3. Professor Erin Hawley
Erin Hawley is counsel at Kirkland and Ellis LLP and an associate professor of law at the University of Missouri. As a member of the academy, her research focuses on constitutional law and the federal courts.
Hawley has all the markings of a legend in the making: graduated from Yale law, clerked on the Fourth Circuit, clerked for Supreme Court Chief Justice John Roberts, briefed NFIB v. Sebelius (the Obamacare decision), and worked at Bancroft PLLC. Her sparkling credentials even outshine those of her husband’s, state Attorney General Josh Hawley, who is vying for Missouri Sen. Claire McCaskill’s seat in November.
4. Judge Meg Ryan
Ryan sits on the Court of Appeals for the Armed Forces, and is therefore not quite a household name. However, given the structure of military courts, the decisions of the Court of Appeals for the Armed Forces are often unreviewable—meaning final—or only reviewable by the Supreme Court.
After graduating from law school, Ryan served on active duty in the Marine Corps and as Judge Advocate General’s Corps trial counsel both overseas and at military bases in the United States. She was later selected by Gen. Charles C. Krulak to serve as his aide de camp.
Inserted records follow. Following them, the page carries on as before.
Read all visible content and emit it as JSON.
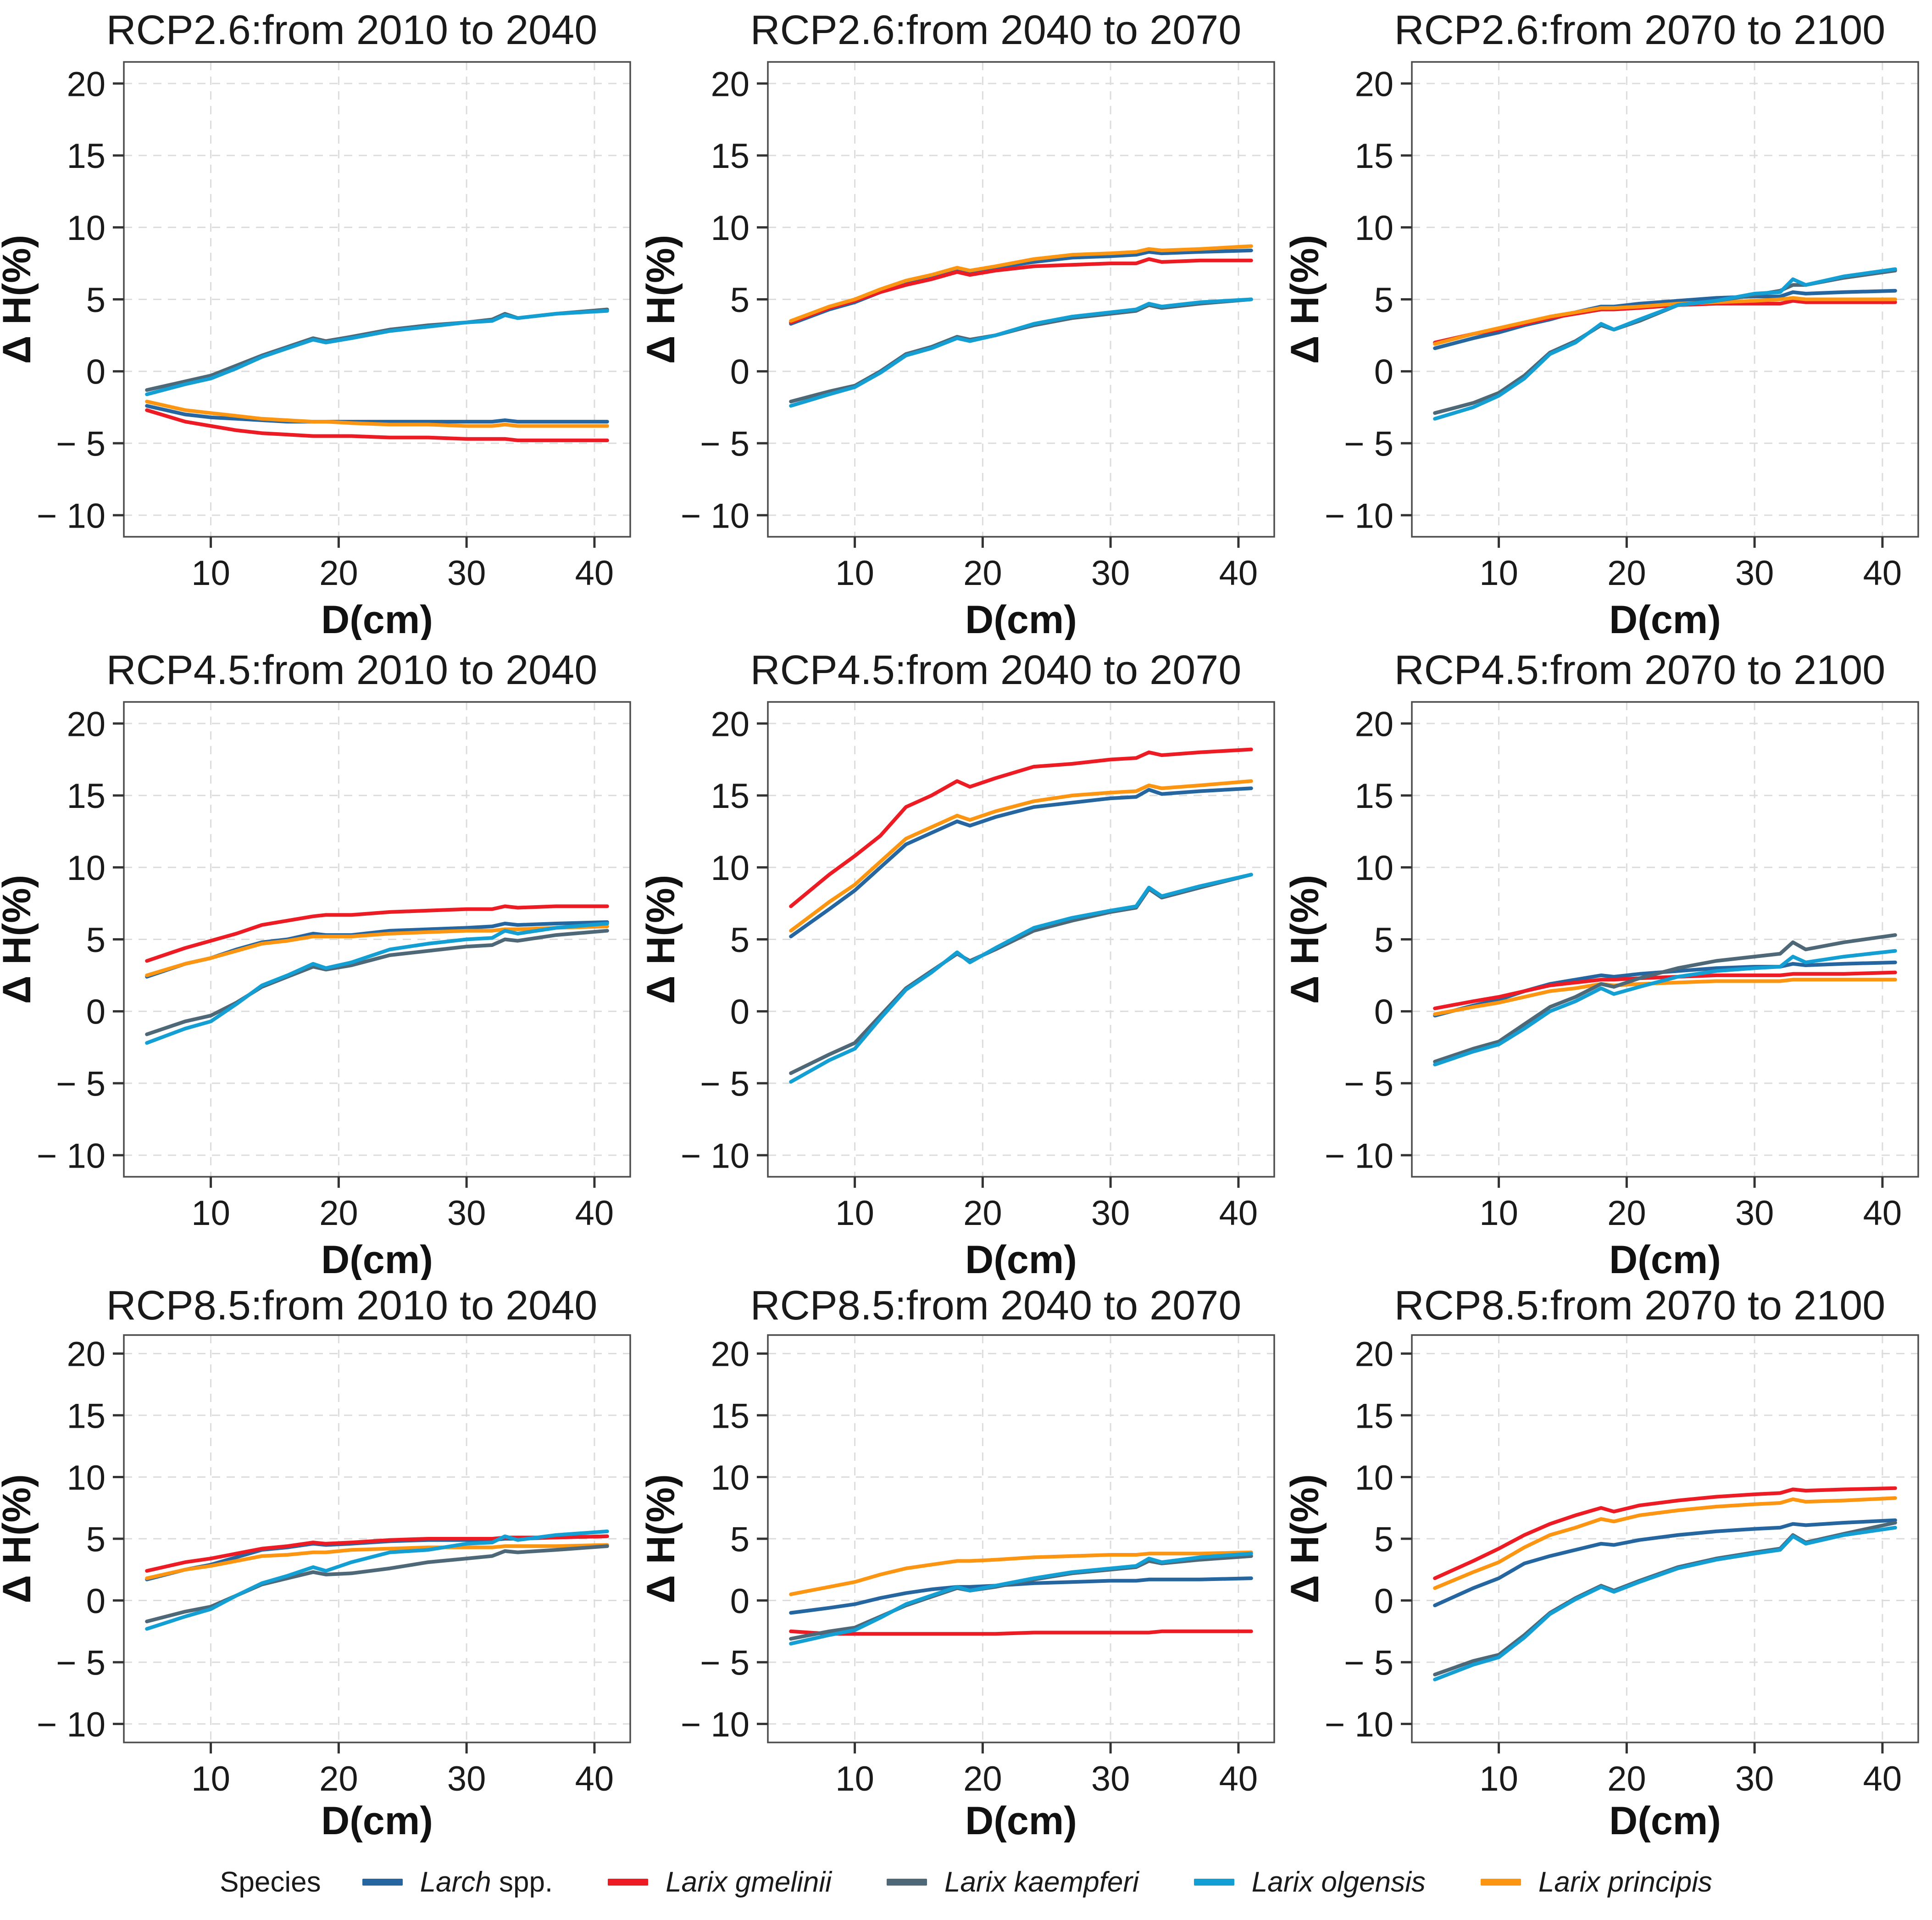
{
  "figure": {
    "legend_title": "Species",
    "species": [
      {
        "id": "larch",
        "label_italic": "Larch",
        "label_regular": " spp.",
        "color": "#2566a0"
      },
      {
        "id": "gmelinii",
        "label_italic": "Larix gmelinii",
        "label_regular": "",
        "color": "#ed1c24"
      },
      {
        "id": "kaempferi",
        "label_italic": "Larix kaempferi",
        "label_regular": "",
        "color": "#4e6878"
      },
      {
        "id": "olgensis",
        "label_italic": "Larix olgensis",
        "label_regular": "",
        "color": "#149fd4"
      },
      {
        "id": "principis",
        "label_italic": "Larix principis",
        "label_regular": "",
        "color": "#fc9612"
      }
    ],
    "draw_order": [
      "larch",
      "gmelinii",
      "principis",
      "kaempferi",
      "olgensis"
    ],
    "axis": {
      "xlabel": "D(cm)",
      "ylabel": "Δ H(%)",
      "xticks": [
        10,
        20,
        30,
        40
      ],
      "yticks": [
        -10,
        -5,
        0,
        5,
        10,
        15,
        20
      ],
      "xlim": [
        3.2,
        42.8
      ],
      "ylim": [
        -11.5,
        21.5
      ],
      "grid_color": "#dcdcdc",
      "border_color": "#4d4d4d",
      "tick_color": "#333333",
      "text_color": "#1a1a1a"
    }
  },
  "chart_data": {
    "type": "line",
    "x_label": "D(cm)",
    "y_label": "Δ H(%)",
    "x": [
      5,
      8,
      10,
      12,
      14,
      16,
      18,
      19,
      21,
      24,
      27,
      30,
      32,
      33,
      34,
      37,
      41
    ],
    "xticks": [
      10,
      20,
      30,
      40
    ],
    "yticks": [
      -10,
      -5,
      0,
      5,
      10,
      15,
      20
    ],
    "xlim": [
      3.2,
      42.8
    ],
    "ylim": [
      -11.5,
      21.5
    ],
    "grid": true,
    "legend": {
      "title": "Species",
      "position": "bottom",
      "entries": [
        "Larch spp.",
        "Larix gmelinii",
        "Larix kaempferi",
        "Larix olgensis",
        "Larix principis"
      ]
    },
    "panels": [
      {
        "title": "RCP2.6:from 2010 to 2040",
        "series": {
          "larch": [
            -2.4,
            -3.0,
            -3.2,
            -3.3,
            -3.4,
            -3.5,
            -3.5,
            -3.5,
            -3.5,
            -3.5,
            -3.5,
            -3.5,
            -3.5,
            -3.4,
            -3.5,
            -3.5,
            -3.5
          ],
          "gmelinii": [
            -2.7,
            -3.5,
            -3.8,
            -4.1,
            -4.3,
            -4.4,
            -4.5,
            -4.5,
            -4.5,
            -4.6,
            -4.6,
            -4.7,
            -4.7,
            -4.7,
            -4.8,
            -4.8,
            -4.8
          ],
          "kaempferi": [
            -1.3,
            -0.7,
            -0.3,
            0.4,
            1.1,
            1.7,
            2.3,
            2.1,
            2.4,
            2.9,
            3.2,
            3.4,
            3.6,
            4.0,
            3.7,
            4.0,
            4.3
          ],
          "olgensis": [
            -1.6,
            -0.9,
            -0.5,
            0.2,
            1.0,
            1.6,
            2.2,
            2.0,
            2.3,
            2.8,
            3.1,
            3.4,
            3.5,
            3.9,
            3.7,
            4.0,
            4.2
          ],
          "principis": [
            -2.1,
            -2.7,
            -2.9,
            -3.1,
            -3.3,
            -3.4,
            -3.5,
            -3.5,
            -3.6,
            -3.7,
            -3.7,
            -3.8,
            -3.8,
            -3.7,
            -3.8,
            -3.8,
            -3.8
          ]
        }
      },
      {
        "title": "RCP2.6:from 2040 to 2070",
        "series": {
          "larch": [
            3.3,
            4.3,
            4.8,
            5.5,
            6.2,
            6.5,
            7.1,
            6.9,
            7.2,
            7.6,
            7.9,
            8.0,
            8.1,
            8.3,
            8.2,
            8.3,
            8.4
          ],
          "gmelinii": [
            3.4,
            4.4,
            4.9,
            5.5,
            6.0,
            6.4,
            6.9,
            6.7,
            7.0,
            7.3,
            7.4,
            7.5,
            7.5,
            7.8,
            7.6,
            7.7,
            7.7
          ],
          "kaempferi": [
            -2.1,
            -1.4,
            -1.0,
            0.0,
            1.2,
            1.7,
            2.4,
            2.2,
            2.5,
            3.2,
            3.7,
            4.0,
            4.2,
            4.6,
            4.4,
            4.7,
            5.0
          ],
          "olgensis": [
            -2.4,
            -1.6,
            -1.1,
            -0.1,
            1.1,
            1.6,
            2.3,
            2.1,
            2.5,
            3.3,
            3.8,
            4.1,
            4.3,
            4.7,
            4.5,
            4.8,
            5.0
          ],
          "principis": [
            3.5,
            4.5,
            5.0,
            5.7,
            6.3,
            6.7,
            7.2,
            7.0,
            7.3,
            7.8,
            8.1,
            8.2,
            8.3,
            8.5,
            8.4,
            8.5,
            8.7
          ]
        }
      },
      {
        "title": "RCP2.6:from 2070 to 2100",
        "series": {
          "larch": [
            1.6,
            2.3,
            2.7,
            3.2,
            3.6,
            4.1,
            4.5,
            4.5,
            4.7,
            4.9,
            5.1,
            5.2,
            5.2,
            5.5,
            5.4,
            5.5,
            5.6
          ],
          "gmelinii": [
            2.0,
            2.6,
            2.9,
            3.3,
            3.7,
            4.0,
            4.3,
            4.3,
            4.4,
            4.6,
            4.7,
            4.7,
            4.7,
            4.9,
            4.8,
            4.8,
            4.8
          ],
          "kaempferi": [
            -2.9,
            -2.2,
            -1.5,
            -0.3,
            1.3,
            2.1,
            3.2,
            2.9,
            3.5,
            4.6,
            4.9,
            5.3,
            5.6,
            6.0,
            6.0,
            6.5,
            7.0
          ],
          "olgensis": [
            -3.3,
            -2.5,
            -1.7,
            -0.5,
            1.2,
            2.0,
            3.3,
            2.9,
            3.6,
            4.6,
            4.9,
            5.4,
            5.5,
            6.4,
            6.0,
            6.6,
            7.1
          ],
          "principis": [
            1.9,
            2.6,
            3.0,
            3.4,
            3.8,
            4.1,
            4.4,
            4.4,
            4.5,
            4.7,
            4.8,
            4.9,
            5.0,
            5.1,
            5.0,
            5.0,
            5.0
          ]
        }
      },
      {
        "title": "RCP4.5:from 2010 to 2040",
        "series": {
          "larch": [
            2.4,
            3.3,
            3.7,
            4.3,
            4.8,
            5.0,
            5.4,
            5.3,
            5.3,
            5.6,
            5.7,
            5.8,
            5.9,
            6.1,
            6.0,
            6.1,
            6.2
          ],
          "gmelinii": [
            3.5,
            4.4,
            4.9,
            5.4,
            6.0,
            6.3,
            6.6,
            6.7,
            6.7,
            6.9,
            7.0,
            7.1,
            7.1,
            7.3,
            7.2,
            7.3,
            7.3
          ],
          "kaempferi": [
            -1.6,
            -0.7,
            -0.3,
            0.6,
            1.7,
            2.4,
            3.1,
            2.9,
            3.2,
            3.9,
            4.2,
            4.5,
            4.6,
            5.0,
            4.9,
            5.3,
            5.6
          ],
          "olgensis": [
            -2.2,
            -1.2,
            -0.7,
            0.5,
            1.8,
            2.5,
            3.3,
            3.0,
            3.4,
            4.3,
            4.7,
            5.0,
            5.1,
            5.6,
            5.4,
            5.8,
            6.1
          ],
          "principis": [
            2.5,
            3.3,
            3.7,
            4.2,
            4.7,
            4.9,
            5.2,
            5.2,
            5.2,
            5.4,
            5.5,
            5.6,
            5.6,
            5.7,
            5.7,
            5.8,
            5.9
          ]
        }
      },
      {
        "title": "RCP4.5:from 2040 to 2070",
        "series": {
          "larch": [
            5.2,
            7.1,
            8.4,
            10.0,
            11.6,
            12.4,
            13.2,
            12.9,
            13.5,
            14.2,
            14.5,
            14.8,
            14.9,
            15.4,
            15.1,
            15.3,
            15.5
          ],
          "gmelinii": [
            7.3,
            9.5,
            10.8,
            12.2,
            14.2,
            15.0,
            16.0,
            15.6,
            16.2,
            17.0,
            17.2,
            17.5,
            17.6,
            18.0,
            17.8,
            18.0,
            18.2
          ],
          "kaempferi": [
            -4.3,
            -3.0,
            -2.2,
            -0.3,
            1.6,
            2.8,
            4.0,
            3.5,
            4.3,
            5.6,
            6.3,
            6.9,
            7.2,
            8.5,
            7.9,
            8.6,
            9.5
          ],
          "olgensis": [
            -4.9,
            -3.4,
            -2.6,
            -0.5,
            1.5,
            2.7,
            4.1,
            3.4,
            4.4,
            5.8,
            6.5,
            7.0,
            7.3,
            8.6,
            8.0,
            8.7,
            9.5
          ],
          "principis": [
            5.6,
            7.6,
            8.8,
            10.4,
            12.0,
            12.8,
            13.6,
            13.3,
            13.9,
            14.6,
            15.0,
            15.2,
            15.3,
            15.7,
            15.5,
            15.7,
            16.0
          ]
        }
      },
      {
        "title": "RCP4.5:from 2070 to 2100",
        "series": {
          "larch": [
            -0.3,
            0.4,
            0.8,
            1.4,
            1.9,
            2.2,
            2.5,
            2.4,
            2.6,
            2.8,
            3.0,
            3.1,
            3.1,
            3.3,
            3.2,
            3.3,
            3.4
          ],
          "gmelinii": [
            0.2,
            0.7,
            1.0,
            1.4,
            1.8,
            2.0,
            2.2,
            2.2,
            2.3,
            2.4,
            2.5,
            2.5,
            2.5,
            2.6,
            2.6,
            2.6,
            2.7
          ],
          "kaempferi": [
            -3.5,
            -2.6,
            -2.1,
            -0.9,
            0.3,
            1.0,
            1.9,
            1.7,
            2.3,
            3.0,
            3.5,
            3.8,
            4.0,
            4.8,
            4.3,
            4.8,
            5.3
          ],
          "olgensis": [
            -3.7,
            -2.8,
            -2.3,
            -1.2,
            0.0,
            0.7,
            1.6,
            1.2,
            1.7,
            2.4,
            2.8,
            3.0,
            3.1,
            3.8,
            3.4,
            3.8,
            4.2
          ],
          "principis": [
            -0.2,
            0.3,
            0.6,
            1.0,
            1.4,
            1.6,
            1.9,
            1.8,
            1.9,
            2.0,
            2.1,
            2.1,
            2.1,
            2.2,
            2.2,
            2.2,
            2.2
          ]
        }
      },
      {
        "title": "RCP8.5:from 2010 to 2040",
        "series": {
          "larch": [
            1.7,
            2.5,
            2.9,
            3.5,
            4.1,
            4.3,
            4.6,
            4.5,
            4.6,
            4.8,
            4.9,
            4.9,
            4.9,
            5.0,
            5.0,
            5.1,
            5.2
          ],
          "gmelinii": [
            2.4,
            3.1,
            3.4,
            3.8,
            4.2,
            4.4,
            4.7,
            4.6,
            4.7,
            4.9,
            5.0,
            5.0,
            5.0,
            5.1,
            5.1,
            5.1,
            5.2
          ],
          "kaempferi": [
            -1.7,
            -0.9,
            -0.5,
            0.4,
            1.3,
            1.8,
            2.3,
            2.1,
            2.2,
            2.6,
            3.1,
            3.4,
            3.6,
            4.0,
            3.9,
            4.1,
            4.4
          ],
          "olgensis": [
            -2.3,
            -1.3,
            -0.7,
            0.4,
            1.4,
            2.0,
            2.7,
            2.4,
            3.1,
            3.9,
            4.1,
            4.6,
            4.7,
            5.2,
            4.9,
            5.3,
            5.6
          ],
          "principis": [
            1.8,
            2.5,
            2.8,
            3.2,
            3.6,
            3.7,
            3.9,
            3.9,
            4.1,
            4.2,
            4.3,
            4.3,
            4.3,
            4.4,
            4.4,
            4.4,
            4.5
          ]
        }
      },
      {
        "title": "RCP8.5:from 2040 to 2070",
        "series": {
          "larch": [
            -1.0,
            -0.6,
            -0.3,
            0.2,
            0.6,
            0.9,
            1.1,
            1.1,
            1.2,
            1.4,
            1.5,
            1.6,
            1.6,
            1.7,
            1.7,
            1.7,
            1.8
          ],
          "gmelinii": [
            -2.5,
            -2.7,
            -2.7,
            -2.7,
            -2.7,
            -2.7,
            -2.7,
            -2.7,
            -2.7,
            -2.6,
            -2.6,
            -2.6,
            -2.6,
            -2.6,
            -2.5,
            -2.5,
            -2.5
          ],
          "kaempferi": [
            -3.1,
            -2.5,
            -2.2,
            -1.3,
            -0.4,
            0.3,
            1.0,
            0.8,
            1.1,
            1.7,
            2.2,
            2.5,
            2.7,
            3.2,
            3.0,
            3.3,
            3.6
          ],
          "olgensis": [
            -3.5,
            -2.8,
            -2.4,
            -1.4,
            -0.3,
            0.4,
            1.1,
            0.8,
            1.2,
            1.8,
            2.3,
            2.6,
            2.8,
            3.4,
            3.1,
            3.5,
            3.8
          ],
          "principis": [
            0.5,
            1.1,
            1.5,
            2.1,
            2.6,
            2.9,
            3.2,
            3.2,
            3.3,
            3.5,
            3.6,
            3.7,
            3.7,
            3.8,
            3.8,
            3.8,
            3.9
          ]
        }
      },
      {
        "title": "RCP8.5:from 2070 to 2100",
        "series": {
          "larch": [
            -0.4,
            1.0,
            1.8,
            3.0,
            3.6,
            4.1,
            4.6,
            4.5,
            4.9,
            5.3,
            5.6,
            5.8,
            5.9,
            6.2,
            6.1,
            6.3,
            6.5
          ],
          "gmelinii": [
            1.8,
            3.2,
            4.2,
            5.3,
            6.2,
            6.9,
            7.5,
            7.2,
            7.7,
            8.1,
            8.4,
            8.6,
            8.7,
            9.0,
            8.9,
            9.0,
            9.1
          ],
          "kaempferi": [
            -6.0,
            -4.9,
            -4.4,
            -2.8,
            -1.0,
            0.2,
            1.2,
            0.8,
            1.6,
            2.7,
            3.4,
            3.9,
            4.2,
            5.3,
            4.7,
            5.4,
            6.3
          ],
          "olgensis": [
            -6.4,
            -5.2,
            -4.6,
            -3.0,
            -1.1,
            0.1,
            1.1,
            0.7,
            1.5,
            2.6,
            3.3,
            3.8,
            4.1,
            5.2,
            4.6,
            5.3,
            5.9
          ],
          "principis": [
            1.0,
            2.3,
            3.1,
            4.3,
            5.3,
            5.9,
            6.6,
            6.4,
            6.9,
            7.3,
            7.6,
            7.8,
            7.9,
            8.2,
            8.0,
            8.1,
            8.3
          ]
        }
      }
    ]
  }
}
Ryan’s name has been floated as a potential Supreme Court pick, and there is no doubt the court would benefit from Ryan’s independent thinking (she is known for writing independently far more often than the average appellate judge) and rich faith.
5. Marie Kenyon
Marie Kenyon is a testament to the lasting effect one can make when focusing on a single community. Kenyon has been the backbone of St. Louis’s Catholic Legal Assistance Ministry, an arm of Catholic Charities, for almost three decades. Kenyon’s ministry offers legal aid to the underserved population of St. Louis, Missouri.
While state governments establish and fund criminal defense attorneys for indigent populations, countless people are left without legal representation when handling equally dire civil matters: foreclosure proceedings, guardian ad litem issues, custody disputes. Kenyon lends a voice to those people. It seems that every community across the country has a person like Kenyon: fiercely dedicated to a cause and humble enough to be relatively unknown anywhere else.
Lawyers can face any number of challenges with confidence and grace when they try to model their careers and characters after women such as these.